US President Joe Biden will later this month hold his first face-to-face meeting as president with his South Korean counterpart, President Moon Jae-in. In the lead-up to the 21 May meeting, the United States has announced the preliminary results of its North Korea policy review. Although lacking in specifics, the review made clear the Biden administration would commit to “a more calibrated, practical, measured approach” towards North Korea, one that seeks progress towards denuclearisation through diplomacy. Gone are the days of “fire and fury” or even the more gently named “strategic patience”.
So far, the Biden administration has walked the talk. Washington has reached out to North Korea twice since mid-February in a bid to jump-start talks, which had been dormant since 2019 meetings in Stockholm. The US also considered the policy review to be a small olive branch, and whether diplomacy goes forward would depend on North Korea’s willingness to accept the offer.
And all this means Moon emerges as the winner from the preliminary policy review.
If North Korea does not carry out any major provocations and Biden commits to diplomacy, a conservative successor to Moon will be less likely to kill détente.
Ever since Biden assumed the presidency in January, the Moon administration has gone to great lengths to lock Washington into Seoul’s policy of engagement. Revitalising inter-Korean and US–North Korea diplomacy was among the priorities on the agenda for South Korea when US Secretary of State Antony Blinken and Secretary of Defense Lloyd Austin visited Seoul in March, as it was when US, Japanese and South Korean national security advisors met in April.
Moon himself gave an exclusive interview with The New York Times as part of the drive to persuade Biden to take “gradual and phased” steps towards denuclearisation based on a “mutually trusted roadmap”. Moon also wanted Biden to preserve the 2018 Singapore Declaration signed by then–President Donald Trump and North Korean leader Kim Jong-un give moves to reverse many of former administration’s policies.

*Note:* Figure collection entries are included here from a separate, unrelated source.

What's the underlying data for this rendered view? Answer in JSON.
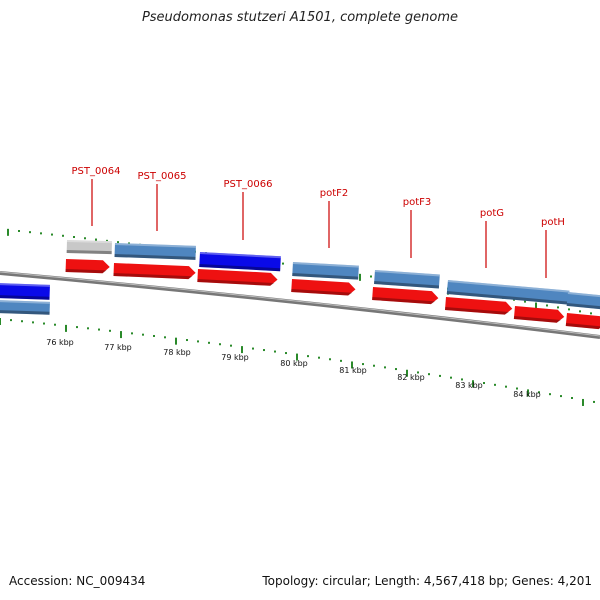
{
  "header": {
    "title": "Pseudomonas stutzeri A1501, complete genome"
  },
  "footer": {
    "accession": "Accession: NC_009434",
    "summary": "Topology: circular; Length: 4,567,418 bp; Genes: 4,201"
  },
  "colors": {
    "cds_red": "#ee1111",
    "gene_steelblue": "#4f86c0",
    "feature_blue": "#0a0ae8",
    "feature_gray": "#c8c8c8",
    "tick_green": "#2a8a2a",
    "backbone": "#8a8a8a",
    "label_red": "#cc0000"
  },
  "genome_map": {
    "kbp_ticks": [
      "76 kbp",
      "77 kbp",
      "78 kbp",
      "79 kbp",
      "80 kbp",
      "81 kbp",
      "82 kbp",
      "83 kbp",
      "84 kbp"
    ],
    "gene_labels": [
      "PST_0064",
      "PST_0065",
      "PST_0066",
      "potF2",
      "potF3",
      "potG",
      "potH"
    ]
  }
}
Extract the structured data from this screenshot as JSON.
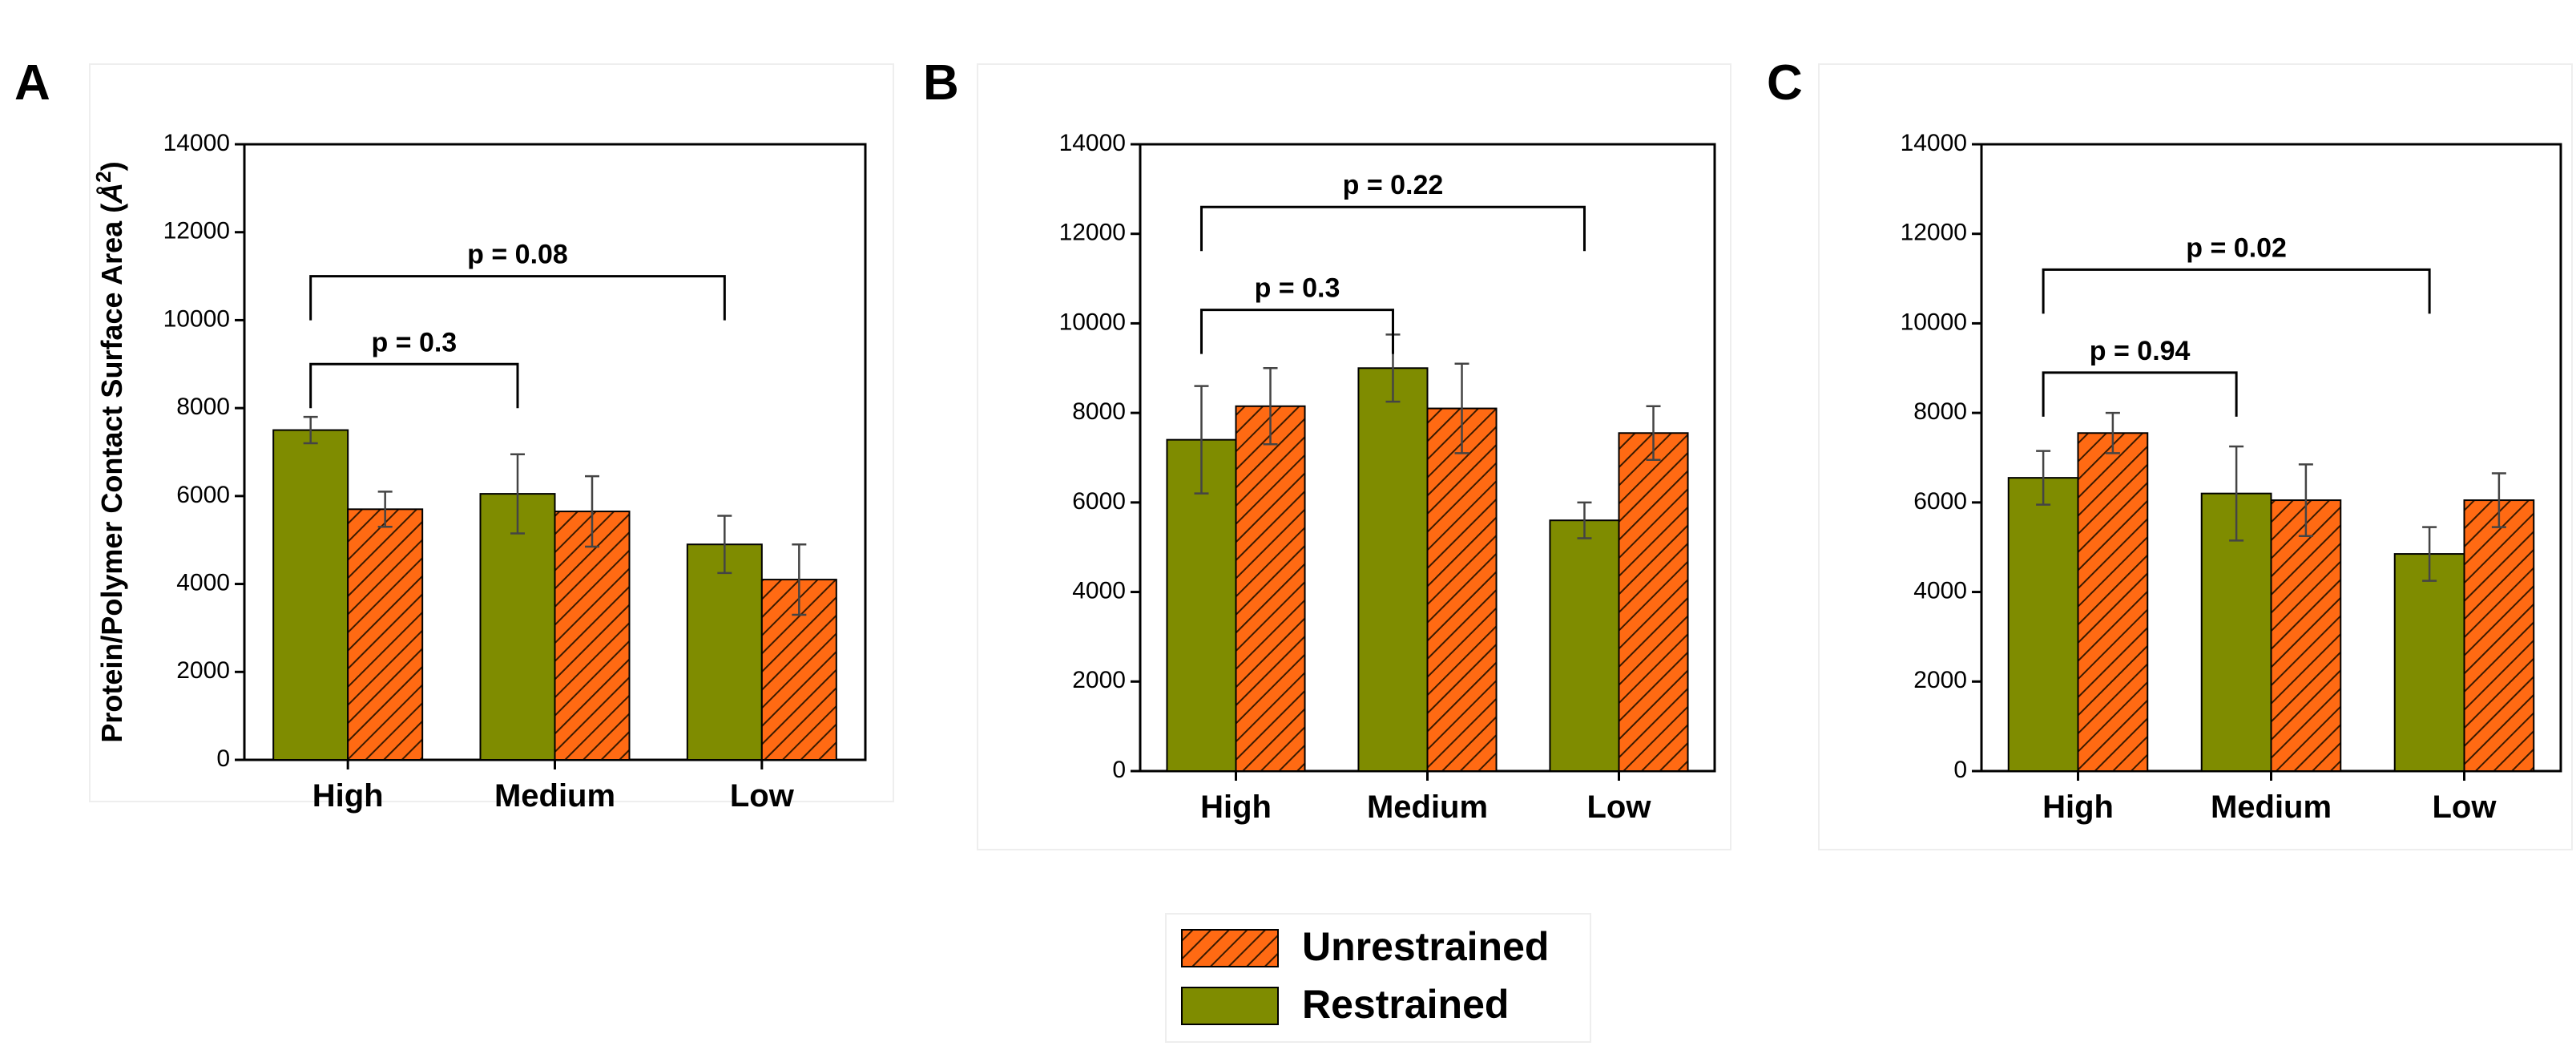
{
  "colors": {
    "restrained": "#7f8c00",
    "unrestrained": "#ff6a13",
    "hatch": "#3a1a00",
    "axis": "#000000"
  },
  "legend": {
    "items": [
      {
        "label": "Unrestrained",
        "pattern": "hatched"
      },
      {
        "label": "Restrained",
        "pattern": "solid"
      }
    ]
  },
  "chart_data": [
    {
      "panel": "A",
      "type": "bar",
      "ylabel": "Protein/Polymer Contact Surface Area (Å²)",
      "ylabel_main": "Protein/Polymer Contact Surface Area (",
      "ylabel_unit": "Å",
      "ylabel_sup": "2",
      "ylabel_close": ")",
      "ylim": [
        0,
        14000
      ],
      "yticks": [
        0,
        2000,
        4000,
        6000,
        8000,
        10000,
        12000,
        14000
      ],
      "ytick_labels": [
        "0",
        "2000",
        "4000",
        "6000",
        "8000",
        "10000",
        "12000",
        "14000"
      ],
      "categories": [
        "High",
        "Medium",
        "Low"
      ],
      "series": [
        {
          "name": "Restrained",
          "values": [
            7500,
            6050,
            4900
          ],
          "errors": [
            300,
            900,
            650
          ]
        },
        {
          "name": "Unrestrained",
          "values": [
            5700,
            5650,
            4100
          ],
          "errors": [
            400,
            800,
            800
          ]
        }
      ],
      "annotations": [
        {
          "text": "p = 0.3",
          "from": "High",
          "to": "Medium",
          "y": 9000
        },
        {
          "text": "p = 0.08",
          "from": "High",
          "to": "Low",
          "y": 11000
        }
      ]
    },
    {
      "panel": "B",
      "type": "bar",
      "ylim": [
        0,
        14000
      ],
      "yticks": [
        0,
        2000,
        4000,
        6000,
        8000,
        10000,
        12000,
        14000
      ],
      "ytick_labels": [
        "0",
        "2000",
        "4000",
        "6000",
        "8000",
        "10000",
        "12000",
        "14000"
      ],
      "categories": [
        "High",
        "Medium",
        "Low"
      ],
      "series": [
        {
          "name": "Restrained",
          "values": [
            7400,
            9000,
            5600
          ],
          "errors": [
            1200,
            750,
            400
          ]
        },
        {
          "name": "Unrestrained",
          "values": [
            8150,
            8100,
            7550
          ],
          "errors": [
            850,
            1000,
            600
          ]
        }
      ],
      "annotations": [
        {
          "text": "p = 0.3",
          "from": "High",
          "to": "Medium",
          "y": 10300
        },
        {
          "text": "p = 0.22",
          "from": "High",
          "to": "Low",
          "y": 12600
        }
      ]
    },
    {
      "panel": "C",
      "type": "bar",
      "ylim": [
        0,
        14000
      ],
      "yticks": [
        0,
        2000,
        4000,
        6000,
        8000,
        10000,
        12000,
        14000
      ],
      "ytick_labels": [
        "0",
        "2000",
        "4000",
        "6000",
        "8000",
        "10000",
        "12000",
        "14000"
      ],
      "categories": [
        "High",
        "Medium",
        "Low"
      ],
      "series": [
        {
          "name": "Restrained",
          "values": [
            6550,
            6200,
            4850
          ],
          "errors": [
            600,
            1050,
            600
          ]
        },
        {
          "name": "Unrestrained",
          "values": [
            7550,
            6050,
            6050
          ],
          "errors": [
            450,
            800,
            600
          ]
        }
      ],
      "annotations": [
        {
          "text": "p = 0.94",
          "from": "High",
          "to": "Medium",
          "y": 8900
        },
        {
          "text": "p = 0.02",
          "from": "High",
          "to": "Low",
          "y": 11200
        }
      ]
    }
  ]
}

Without doubt, Moon has achieved these objectives. Much of Biden’s policy review reflects the stance of the Moon government. In a speech marking his fourth year in office, Moon said that Biden’s policy review is “on the same page” with his government’s North Korea policy.
Importantly, Moon’s victory will not be just short-term gains. The lack of details in Biden’s policy review, coupled with his commitment to work with South Korea, plays to Moon’s advantage for the South Korean president and can help fill in the blanks in the context of the 21 May meeting. US officials admit that one of the challenges behind the policy review is how to create the momentum behind the phased approach to get the North to come back to the table, and then create the incentives for Pyongyang to fulfill its end of any deal.
Moon can step in to provide such a momentum, as his government has been calling for a resumption of inter-Korean talks at all levels. Seoul also laid out its own plan to push forward talks between United States and North Korea under the Biden administration and welcomed the US attempt to contact the North. It recommended the US appoint a special representative to North Korea as a signal of US seriousness to engage. To tie North Korea into the process and reduce risks of defection, South Korea is planning to open an embassy-like mission in the North’s capital and reopen Mount Kumgang Resort and Kaesong Industrial Complex. The idea is to convince the North that future benefits of long-term engagement are even greater than what might be won initially.
To help the North overcome its scepticism of Biden and preference for Trump, Moon even blamed Trump for the lack of progress with North Korea (prompting an angry response from the former president). Moon also cited “external conditions and realistic restraints” as the causes of diplomatic setbacks in the past two years, seeking to build a rapport by arguing that a change in the US administration may be a good thing now that the external conditions have improved.
Moon’s diplomatic victory can translate into domestic victory. Moon’s time is running out, and he wants to hedge against a conservative successor, who is likely to reverse the policy of engagement. By integrating his vision into Biden’s North Korea policy, especially tying sanctions removal with resuming inter-Korean economic projects, Moon wants to set the terms of North Korea policy for the next South Korean president. If North Korea does not carry out any major provocations and Biden commits to diplomacy, a conservative president will be less likely to kill détente.
It is possible that Moon’s shuttle diplomacy will make a comeback as he attempts to fill in the blanks of Biden’s North Korea policy. Moon has explicitly hoped that the Moon-Biden summit would be an occasion to kickstart diplomacy with the North. Although Pyongyang has a say in the final outcome of Biden’s North Korea policy, Seoul will have a say in how the policy is crafted and implemented.